Yangın sırasında pek çok misafirin tahliye edilememesi ve itfaiyenin olay yerine ulaştığında arka taraftan müdahale imkânı bulamaması, otel yönetiminin önleyici tedbirler almadığını göstermektedir. Sonuç olarak kaybedilen canlar ve perişan olmuş aileler yüreğimizi dağlarken, asıl sorumlular bulunacak mı? Suç, birkaç çalışanın üzerine yıkarak kapatılacak mı? Başka bir ifadeyle, ulusal yas ilan edilmesi neye çözüm olacak?

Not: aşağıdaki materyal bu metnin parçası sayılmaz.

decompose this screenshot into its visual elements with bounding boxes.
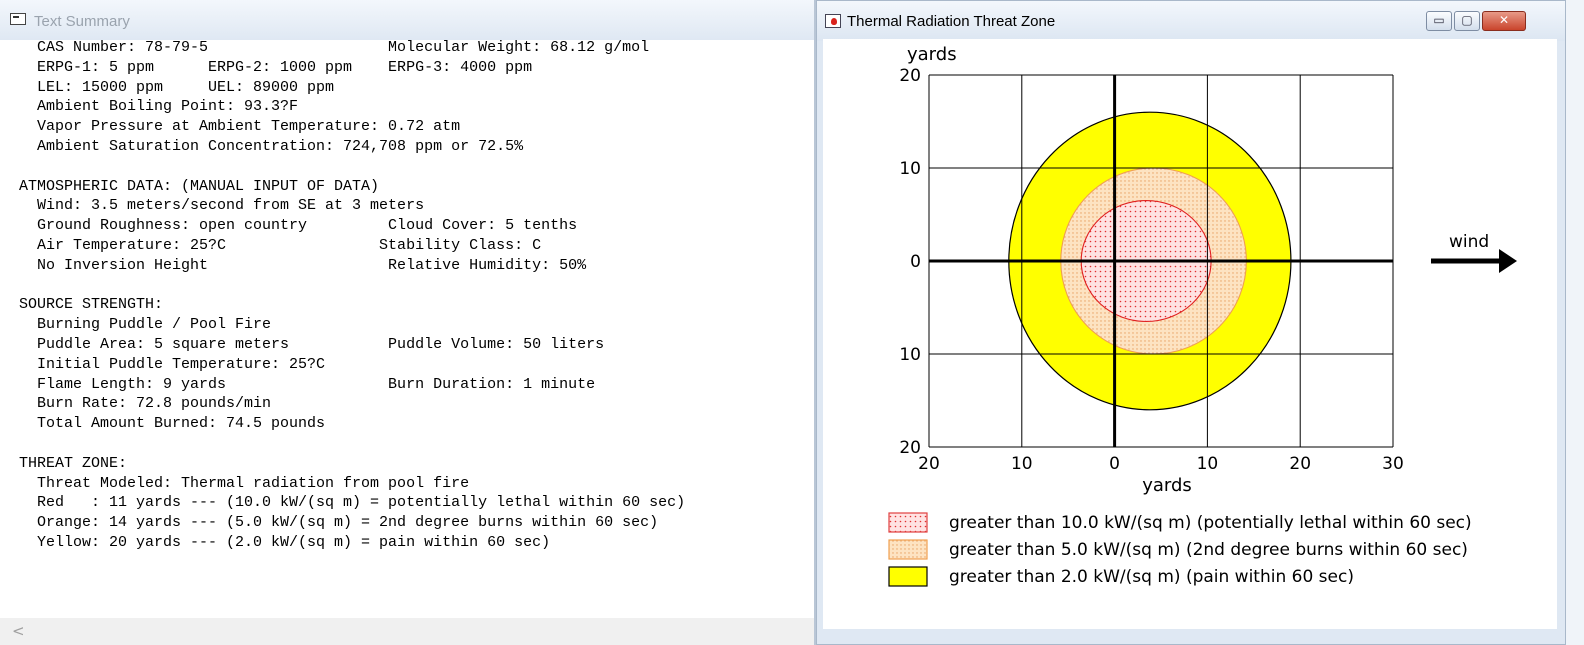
window-app-icon [10, 13, 26, 25]
x-tick-label: 20 [918, 454, 940, 474]
summary-line: THREAT ZONE: [19, 454, 128, 472]
minimize-button[interactable]: ▭ [1426, 11, 1452, 31]
legend-swatch-red [888, 512, 928, 533]
text-summary-titlebar[interactable]: Text Summary [0, 0, 814, 40]
summary-line: Wind: 3.5 meters/second from SE at 3 met… [19, 197, 425, 215]
legend-swatch-orange [888, 539, 928, 560]
summary-line: Total Amount Burned: 74.5 pounds [19, 415, 326, 433]
summary-line: Threat Modeled: Thermal radiation from p… [19, 474, 470, 492]
wind-arrow-icon [1431, 249, 1517, 273]
window-edge [1566, 0, 1584, 645]
text-summary-window: Text Summary CAS Number: 78-79-5 Molecul… [0, 0, 816, 645]
summary-line: Vapor Pressure at Ambient Temperature: 0… [19, 118, 461, 136]
y-tick-label: 20 [899, 438, 921, 458]
y-tick-label: 10 [899, 345, 921, 365]
legend-label: greater than 10.0 kW/(sq m) (potentially… [949, 513, 1472, 533]
text-summary-content[interactable]: CAS Number: 78-79-5 Molecular Weight: 68… [0, 38, 814, 618]
threat-zone-titlebar[interactable]: Thermal Radiation Threat Zone ▭ ▢ ✕ [817, 1, 1565, 41]
summary-line: SOURCE STRENGTH: [19, 296, 164, 314]
summary-line: Burn Rate: 72.8 pounds/min [19, 395, 272, 413]
x-tick-label: 10 [1197, 454, 1219, 474]
x-axis-label: yards [1142, 475, 1192, 496]
summary-line: Ambient Saturation Concentration: 724,70… [19, 138, 524, 155]
summary-line: Puddle Area: 5 square meters Puddle Volu… [19, 336, 605, 353]
scroll-left-arrow-icon[interactable]: < [12, 622, 25, 640]
summary-line: CAS Number: 78-79-5 Molecular Weight: 68… [19, 39, 650, 56]
summary-line: Burning Puddle / Pool Fire [19, 316, 272, 334]
summary-line: Ground Roughness: open country Cloud Cov… [19, 217, 578, 235]
x-tick-label: 20 [1289, 454, 1311, 474]
horizontal-scrollbar[interactable]: < [0, 618, 814, 645]
flame-app-icon [825, 14, 841, 28]
threat-zone-chart: 20 10 0 10 20 30 20 10 0 10 20 greater than 10.0 k… [888, 44, 1517, 587]
y-tick-label: 0 [910, 252, 921, 272]
summary-line: Yellow: 20 yards --- (2.0 kW/(sq m) = pa… [19, 534, 551, 551]
text-summary-title: Text Summary [34, 13, 130, 30]
threat-zone-title: Thermal Radiation Threat Zone [847, 13, 1056, 30]
y-axis-label: yards [907, 44, 957, 65]
summary-line: ERPG-1: 5 ppm ERPG-2: 1000 ppm ERPG-3: 4… [19, 58, 533, 76]
summary-line: Ambient Boiling Point: 93.3?F [19, 98, 299, 116]
x-tick-label: 30 [1382, 454, 1404, 474]
threat-zone-window: Thermal Radiation Threat Zone ▭ ▢ ✕ 20 10… [816, 0, 1566, 645]
legend-swatch-yellow [888, 566, 928, 587]
maximize-button[interactable]: ▢ [1454, 11, 1480, 31]
x-tick-label: 10 [1011, 454, 1033, 474]
threat-zone-plot-area: 20 10 0 10 20 30 20 10 0 10 20 greater than 10.0 k… [823, 39, 1557, 629]
summary-line: LEL: 15000 ppm UEL: 89000 ppm [19, 78, 335, 96]
close-button[interactable]: ✕ [1482, 11, 1526, 31]
summary-line: Red : 11 yards --- (10.0 kW/(sq m) = pot… [19, 494, 686, 512]
y-tick-label: 20 [899, 66, 921, 86]
wind-label: wind [1449, 232, 1489, 252]
summary-line: No Inversion Height Relative Humidity: 5… [19, 256, 587, 274]
summary-line: ATMOSPHERIC DATA: (MANUAL INPUT OF DATA) [19, 177, 380, 195]
legend-label: greater than 5.0 kW/(sq m) (2nd degree b… [949, 540, 1468, 560]
summary-line: Flame Length: 9 yards Burn Duration: 1 m… [19, 375, 596, 393]
y-tick-label: 10 [899, 159, 921, 179]
x-tick-label: 0 [1109, 454, 1120, 474]
summary-line: Air Temperature: 25?C Stability Class: C [19, 237, 542, 254]
legend-label: greater than 2.0 kW/(sq m) (pain within … [949, 567, 1354, 587]
summary-line: Initial Puddle Temperature: 25?C [19, 355, 326, 373]
summary-line: Orange: 14 yards --- (5.0 kW/(sq m) = 2n… [19, 514, 659, 532]
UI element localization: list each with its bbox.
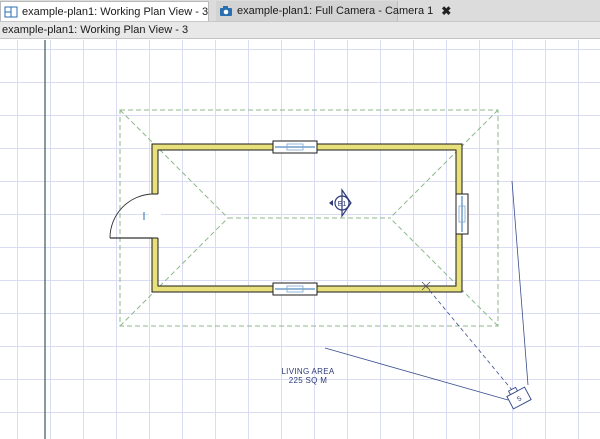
tab-label: example-plan1: Full Camera - Camera 1 bbox=[237, 5, 434, 17]
plan-view-icon bbox=[4, 6, 18, 17]
camera-symbol[interactable]: 5 bbox=[505, 384, 532, 410]
tab-full-camera[interactable]: example-plan1: Full Camera - Camera 1 ✖ bbox=[216, 1, 451, 21]
tab-label: example-plan1: Working Plan View - 3 bbox=[22, 5, 209, 18]
room-name: LIVING AREA bbox=[281, 367, 335, 376]
elevation-marker[interactable]: E1 bbox=[329, 188, 352, 218]
plan-canvas[interactable]: E1 5 LIVING AREA 225 SQ M bbox=[0, 40, 600, 439]
window-right[interactable] bbox=[455, 193, 469, 235]
camera-icon bbox=[220, 6, 232, 16]
exterior-walls[interactable] bbox=[151, 143, 463, 293]
view-title: example-plan1: Working Plan View - 3 bbox=[0, 22, 600, 39]
tab-bar: example-plan1: Working Plan View - 3 ✖ e… bbox=[0, 0, 600, 22]
window-top[interactable] bbox=[272, 140, 318, 154]
room-label[interactable]: LIVING AREA 225 SQ M bbox=[268, 367, 348, 385]
close-icon[interactable]: ✖ bbox=[441, 4, 451, 18]
tab-working-plan-view[interactable]: example-plan1: Working Plan View - 3 ✖ bbox=[0, 1, 226, 21]
elevation-marker-label: E1 bbox=[338, 201, 347, 208]
room-area: 225 SQ M bbox=[288, 376, 328, 385]
window-bottom[interactable] bbox=[272, 282, 318, 296]
door-left[interactable] bbox=[109, 193, 161, 239]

Ahlakın değersizleştirildiği, örf ve adetlerin rafa kaldırıldığı bir dönemi yaşıyoruz. Cenazeleri taşımak için üzerinde pişmiş tavuk reklamı olan tırların kullanılması, acılarımızı bir kez daha katlıyor. Yanan bedenler enkazdan çıkarılırken, aileler perişan hâlde haber beklerken, kayak yapan bazı kişilerin duyarsızlığı kahrediyor. Komşusu vefat eden mahallelinin radyo ve televizyonunu açmadığı, acıyı paylaştığı bir toplumdan bu hale nasıl gelindi? AFAD yetkililerinin, 24 saat enkaza müdahale ederken otel ücreti talep edildiği iddiaları ya da cenazelerini taşıtmak isteyen ailelerden 100 bin TL talep edilmesi, ahlaki değerlerimizi yeniden gözden geçirmemiz gerektiğini hatırlatıyor.
Bir toplum, diğergamlık ahlakını kaybettiğinde geriye hangi değerler kalır? Yangında hayatını kaybedenlere Allah’tan rahmet, yaralılara acil şifalar ve ailelerine başsağlığı diliyorum.